Once you are set up, how do you use LinkedIn to get the most out of it? Using the virtual conference analogy, if you do nothing, LinkedIn will give you little in return- you are the wallflower at the virtual conference, sitting in a corner sipping your virtual coffee. The more proactive you are, however, the more you will gain. The two main areas in LinkedIn are the Groups and your personal updates. The latter is a little like social networking on Facebook, but is a valuable and often overlooked area of the site. It is the ‘virtual coffee break’. If you add a short update or question e.g. “will any of you be at next week’s conference in Australia?” this can be seen only by your connections. If one of your connections comments on this, however, the comment will be visible not only to your connections but also to his/her connections, and this is where the real power of LinkedIn lies.

I currently have 487 connections, but my home page tells me that my ‘network’ contains over 2 million professionals. My network is my connections (primary connections) and their connections (secondaries) and the connections of the secondaries (tertiaries), as well as members of any groups that I join, who will also see my updates.

I am currently testing the power of this. Five days ago I added an update asking my connections to comment ‘seen’ if they saw my test update. Their ‘comments’ were seen by their connections, and so on, and at the moment over 10,000 people have replied ‘seen’, and the list is still growing rapidly.

So to get the most out of LinkedIn, spend a few minutes each day adding your updates, or commenting on the updates of your connections, and taking part in, and initiating, discussions. If you do this the rewards will be substantial, in meeting new contacts, renewing old ones, developing business relationships and generally enhancing your presence in your specialist field. I note for example that 350 people have viewed my profile over the past day!!

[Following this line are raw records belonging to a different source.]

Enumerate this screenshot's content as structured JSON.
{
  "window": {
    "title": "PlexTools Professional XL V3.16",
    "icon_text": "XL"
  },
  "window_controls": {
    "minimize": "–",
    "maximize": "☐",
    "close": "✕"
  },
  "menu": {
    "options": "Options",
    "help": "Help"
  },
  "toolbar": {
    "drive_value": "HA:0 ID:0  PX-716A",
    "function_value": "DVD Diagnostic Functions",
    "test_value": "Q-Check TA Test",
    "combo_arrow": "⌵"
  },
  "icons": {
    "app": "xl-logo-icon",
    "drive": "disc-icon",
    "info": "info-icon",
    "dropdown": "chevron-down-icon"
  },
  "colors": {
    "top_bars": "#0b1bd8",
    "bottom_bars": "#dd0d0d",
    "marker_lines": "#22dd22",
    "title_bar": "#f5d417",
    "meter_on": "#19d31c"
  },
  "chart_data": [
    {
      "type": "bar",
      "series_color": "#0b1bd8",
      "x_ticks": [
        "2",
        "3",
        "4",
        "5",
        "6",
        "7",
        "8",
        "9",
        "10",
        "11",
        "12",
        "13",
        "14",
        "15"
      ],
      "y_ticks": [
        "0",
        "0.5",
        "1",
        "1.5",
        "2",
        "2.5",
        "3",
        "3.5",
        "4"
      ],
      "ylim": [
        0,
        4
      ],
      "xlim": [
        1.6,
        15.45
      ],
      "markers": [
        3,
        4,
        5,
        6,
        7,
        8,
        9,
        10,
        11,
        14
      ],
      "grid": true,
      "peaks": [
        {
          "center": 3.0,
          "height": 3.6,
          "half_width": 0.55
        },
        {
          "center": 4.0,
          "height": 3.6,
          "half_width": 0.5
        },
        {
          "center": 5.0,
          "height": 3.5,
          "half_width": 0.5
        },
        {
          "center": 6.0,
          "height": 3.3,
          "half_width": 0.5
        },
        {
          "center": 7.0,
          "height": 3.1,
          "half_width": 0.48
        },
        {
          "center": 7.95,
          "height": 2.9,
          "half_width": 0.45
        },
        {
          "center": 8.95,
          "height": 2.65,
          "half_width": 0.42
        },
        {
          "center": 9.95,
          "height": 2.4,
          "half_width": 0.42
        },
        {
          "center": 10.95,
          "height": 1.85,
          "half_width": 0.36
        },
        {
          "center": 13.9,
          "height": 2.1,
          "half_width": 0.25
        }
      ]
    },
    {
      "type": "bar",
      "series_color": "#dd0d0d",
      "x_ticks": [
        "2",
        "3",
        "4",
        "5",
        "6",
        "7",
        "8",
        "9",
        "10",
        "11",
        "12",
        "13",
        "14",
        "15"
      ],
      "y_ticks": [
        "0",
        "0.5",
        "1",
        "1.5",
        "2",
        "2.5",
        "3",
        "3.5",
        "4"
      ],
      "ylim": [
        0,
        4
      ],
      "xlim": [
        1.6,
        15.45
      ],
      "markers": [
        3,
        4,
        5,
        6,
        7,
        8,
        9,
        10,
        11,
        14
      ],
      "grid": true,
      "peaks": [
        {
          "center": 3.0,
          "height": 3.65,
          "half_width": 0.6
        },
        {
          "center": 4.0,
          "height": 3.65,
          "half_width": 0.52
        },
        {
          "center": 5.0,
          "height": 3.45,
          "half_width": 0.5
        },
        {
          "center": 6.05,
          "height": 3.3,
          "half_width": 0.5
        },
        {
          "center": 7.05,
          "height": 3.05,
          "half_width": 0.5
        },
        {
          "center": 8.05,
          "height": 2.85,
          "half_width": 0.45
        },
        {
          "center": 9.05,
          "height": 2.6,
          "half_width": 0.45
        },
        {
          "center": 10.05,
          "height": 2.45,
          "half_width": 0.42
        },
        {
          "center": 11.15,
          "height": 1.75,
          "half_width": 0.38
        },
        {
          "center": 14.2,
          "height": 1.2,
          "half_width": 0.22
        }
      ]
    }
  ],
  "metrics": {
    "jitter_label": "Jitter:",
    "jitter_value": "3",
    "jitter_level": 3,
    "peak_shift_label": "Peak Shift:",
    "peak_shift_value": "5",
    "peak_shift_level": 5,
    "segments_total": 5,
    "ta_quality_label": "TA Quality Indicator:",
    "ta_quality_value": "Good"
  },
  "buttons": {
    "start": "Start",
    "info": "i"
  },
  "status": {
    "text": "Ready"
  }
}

I invite other LinkedIn users to share their experiences in gaining the most out of this extremely valuable facility.

3 comments:

  1. Hi Barry.
    Great advice on using LinkedIn and you're right, it's a fantastic place to meet other industry professionals and connect with your peers.
    I work at LinkedIn, so I'm bound to say that, but I did a quick search for current employees of BHP, Rio Tinto and Xstrata on LinkedIn and I found over 11,000 profiles just from those 3 companies - so many of your industry peers are already using LinkedIn and our global membership, which is 75 million, is growing by 3 million new members per month (across all industries).

    I saw your 'test' yesterday and it had reached over 15,000 people on LinkedIn. Maybe you could post an update here each week to tell us how many more LinkedIn members have seen your post?
    Patrick Traynor
    LinkedIn

    ReplyDelete
  2. Thanks for your input Patrick. Now 19,000 comments after 1 week

    ReplyDelete
  3. Great post - excellent explanation of LinkedIn and its benefits. Thanks.